Labeling the Semantic Roles of Commas

Authors: Naveen Arivazhagan, Christos Christodoulopoulos, Dan Roth

AAAI 2016 | Conference PDF | Archive PDF | Plain Text | LLM Run Details

Reproducibility Variable Result LLM Response
Research Type Experimental This paper proposes a set of relations commas participate in, expanding on previous work in this area, and develops a new dataset annotated with this set of labels. We identify features that are important to achieve a good performance on comma labeling and then develop a machine learning method that achieves high accuracy on identifying comma relations, improving over previous work. Finally, we build a simple model to learn these new relations and outperform previous systems.

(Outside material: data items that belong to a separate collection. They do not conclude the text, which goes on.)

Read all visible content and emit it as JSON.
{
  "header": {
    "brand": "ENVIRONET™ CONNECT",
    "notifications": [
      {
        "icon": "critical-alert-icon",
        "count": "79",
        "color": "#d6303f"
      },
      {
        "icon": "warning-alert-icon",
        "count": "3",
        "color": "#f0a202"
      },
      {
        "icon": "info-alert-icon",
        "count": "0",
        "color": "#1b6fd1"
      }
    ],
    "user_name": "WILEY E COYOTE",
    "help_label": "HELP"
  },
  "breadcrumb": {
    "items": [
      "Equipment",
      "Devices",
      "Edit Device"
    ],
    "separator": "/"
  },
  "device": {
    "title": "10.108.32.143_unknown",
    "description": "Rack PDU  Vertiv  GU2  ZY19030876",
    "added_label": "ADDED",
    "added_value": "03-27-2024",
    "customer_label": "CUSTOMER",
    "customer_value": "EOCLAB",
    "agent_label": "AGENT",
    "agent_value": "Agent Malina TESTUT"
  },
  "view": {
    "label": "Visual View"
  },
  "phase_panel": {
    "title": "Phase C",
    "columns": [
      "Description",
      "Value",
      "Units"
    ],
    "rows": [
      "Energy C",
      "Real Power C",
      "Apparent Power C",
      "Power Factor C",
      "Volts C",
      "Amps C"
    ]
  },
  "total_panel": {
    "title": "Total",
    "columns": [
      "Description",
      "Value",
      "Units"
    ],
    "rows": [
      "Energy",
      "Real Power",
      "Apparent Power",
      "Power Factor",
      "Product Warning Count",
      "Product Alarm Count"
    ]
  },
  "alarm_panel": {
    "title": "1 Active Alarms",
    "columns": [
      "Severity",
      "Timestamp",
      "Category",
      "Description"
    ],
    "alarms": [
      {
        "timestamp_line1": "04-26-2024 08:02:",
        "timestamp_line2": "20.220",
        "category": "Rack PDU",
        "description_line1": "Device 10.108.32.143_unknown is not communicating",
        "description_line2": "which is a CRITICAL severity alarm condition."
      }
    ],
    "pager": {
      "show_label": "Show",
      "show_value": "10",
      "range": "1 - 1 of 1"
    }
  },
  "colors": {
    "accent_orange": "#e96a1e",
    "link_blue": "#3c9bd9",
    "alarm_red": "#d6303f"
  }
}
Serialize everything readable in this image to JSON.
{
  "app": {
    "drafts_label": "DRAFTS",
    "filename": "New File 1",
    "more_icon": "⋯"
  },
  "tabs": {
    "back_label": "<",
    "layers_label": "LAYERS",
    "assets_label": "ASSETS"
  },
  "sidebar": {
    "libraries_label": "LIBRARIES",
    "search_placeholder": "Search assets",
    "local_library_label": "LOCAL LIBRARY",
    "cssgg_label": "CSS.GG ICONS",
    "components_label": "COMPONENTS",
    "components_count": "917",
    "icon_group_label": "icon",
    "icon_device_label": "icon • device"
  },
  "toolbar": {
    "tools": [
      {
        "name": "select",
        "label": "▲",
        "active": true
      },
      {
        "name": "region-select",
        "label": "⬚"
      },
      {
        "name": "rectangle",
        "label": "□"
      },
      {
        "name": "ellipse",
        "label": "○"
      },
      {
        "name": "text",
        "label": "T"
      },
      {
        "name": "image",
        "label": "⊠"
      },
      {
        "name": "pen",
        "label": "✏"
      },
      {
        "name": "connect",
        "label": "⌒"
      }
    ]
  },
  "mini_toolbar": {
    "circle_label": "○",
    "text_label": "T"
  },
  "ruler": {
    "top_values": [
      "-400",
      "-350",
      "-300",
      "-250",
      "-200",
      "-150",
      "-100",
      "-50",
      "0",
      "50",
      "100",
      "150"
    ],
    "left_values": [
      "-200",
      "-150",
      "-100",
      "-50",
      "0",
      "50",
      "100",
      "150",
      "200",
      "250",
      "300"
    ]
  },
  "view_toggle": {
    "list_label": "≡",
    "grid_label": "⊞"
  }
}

Researcher Affiliation Academia Department of Computer Science University of Illinois at Urbana-Champaign {arivazh2, christod, danr}@illinois.edu
Pseudocode No The paper describes the methods and features used for the comma classifier, but it does not contain any clearly labeled pseudocode or algorithm blocks.
Open Source Code No The paper does not provide any explicit statement about making the source code for their methodology publicly available, nor does it include a link to a code repository.

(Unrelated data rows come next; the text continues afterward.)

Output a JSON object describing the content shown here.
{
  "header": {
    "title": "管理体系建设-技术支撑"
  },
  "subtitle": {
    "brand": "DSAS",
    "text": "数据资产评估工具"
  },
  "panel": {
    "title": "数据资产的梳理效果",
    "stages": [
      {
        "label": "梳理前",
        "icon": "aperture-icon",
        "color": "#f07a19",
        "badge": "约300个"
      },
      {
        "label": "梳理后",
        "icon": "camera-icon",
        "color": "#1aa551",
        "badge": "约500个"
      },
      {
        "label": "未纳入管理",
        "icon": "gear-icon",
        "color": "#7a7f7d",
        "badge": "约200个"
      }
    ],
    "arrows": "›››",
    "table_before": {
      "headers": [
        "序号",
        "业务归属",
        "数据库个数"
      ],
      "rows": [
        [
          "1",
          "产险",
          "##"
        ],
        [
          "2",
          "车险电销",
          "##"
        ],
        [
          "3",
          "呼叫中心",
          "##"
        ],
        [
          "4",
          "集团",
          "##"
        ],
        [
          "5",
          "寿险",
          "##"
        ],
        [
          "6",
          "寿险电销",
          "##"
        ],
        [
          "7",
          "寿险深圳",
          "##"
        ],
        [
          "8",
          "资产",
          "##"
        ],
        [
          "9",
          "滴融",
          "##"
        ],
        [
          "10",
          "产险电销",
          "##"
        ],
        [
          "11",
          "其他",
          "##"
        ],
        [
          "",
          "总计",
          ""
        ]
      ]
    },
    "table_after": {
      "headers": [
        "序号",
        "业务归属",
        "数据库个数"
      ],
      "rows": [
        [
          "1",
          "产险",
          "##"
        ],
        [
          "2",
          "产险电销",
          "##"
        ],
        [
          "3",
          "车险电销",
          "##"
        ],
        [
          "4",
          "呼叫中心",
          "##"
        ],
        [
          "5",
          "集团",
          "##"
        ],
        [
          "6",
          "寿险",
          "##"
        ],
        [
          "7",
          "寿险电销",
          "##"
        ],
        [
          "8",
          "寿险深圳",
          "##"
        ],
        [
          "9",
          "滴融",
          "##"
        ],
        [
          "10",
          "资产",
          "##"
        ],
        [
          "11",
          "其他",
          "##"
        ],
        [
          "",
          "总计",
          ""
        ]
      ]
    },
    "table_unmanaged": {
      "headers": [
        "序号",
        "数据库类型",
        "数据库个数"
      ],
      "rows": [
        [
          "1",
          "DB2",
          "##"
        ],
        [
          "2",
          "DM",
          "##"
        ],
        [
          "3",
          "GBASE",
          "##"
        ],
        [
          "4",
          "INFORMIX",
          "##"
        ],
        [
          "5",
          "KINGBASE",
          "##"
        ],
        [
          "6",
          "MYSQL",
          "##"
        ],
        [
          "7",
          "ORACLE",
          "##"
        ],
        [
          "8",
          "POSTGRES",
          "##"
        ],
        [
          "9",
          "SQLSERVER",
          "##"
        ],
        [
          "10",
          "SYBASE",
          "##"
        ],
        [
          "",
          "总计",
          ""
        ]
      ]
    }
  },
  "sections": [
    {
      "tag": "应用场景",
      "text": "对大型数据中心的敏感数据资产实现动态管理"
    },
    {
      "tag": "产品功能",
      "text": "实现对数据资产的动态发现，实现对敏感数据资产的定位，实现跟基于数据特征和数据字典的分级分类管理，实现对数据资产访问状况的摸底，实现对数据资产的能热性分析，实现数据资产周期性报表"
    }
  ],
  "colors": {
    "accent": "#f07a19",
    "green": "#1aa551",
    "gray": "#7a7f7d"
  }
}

Open Datasets Yes We build on the corpus previously annotated by (Srikumar et al. 2008) by refining existing relations and adding new ones. The dataset is available at: http://cogcomp.cs.illinois.edu/page/publication_view/780
Dataset Splits Yes In all experiments, 5-fold cross-validation is used to evaluate the performance of the learned classifier specified in the previous subsection.
Hardware Specification No The paper does not explicitly describe the hardware specifications (e.g., specific CPU, GPU models, or memory) used to run the experiments.
Software Dependencies No The paper mentions several tools used, such as 'Illinois POS tagger', 'Illinois Shallow Parser', 'Charniak parser', 'Illinois Named Entity Tagger', and 'LBJava', but it does not provide specific version numbers for these software dependencies.
Experiment Setup Yes We build this classifier by training on a combination of the corpus and comma-syntax-pattern annotations we produced, using a Sparse Averaged Perceptron (Jackson and Craven 1996) with LBJava (Rizzolo and Roth 2010) trained over 160 rounds (learning rate = 0.024, thickness = 3.9).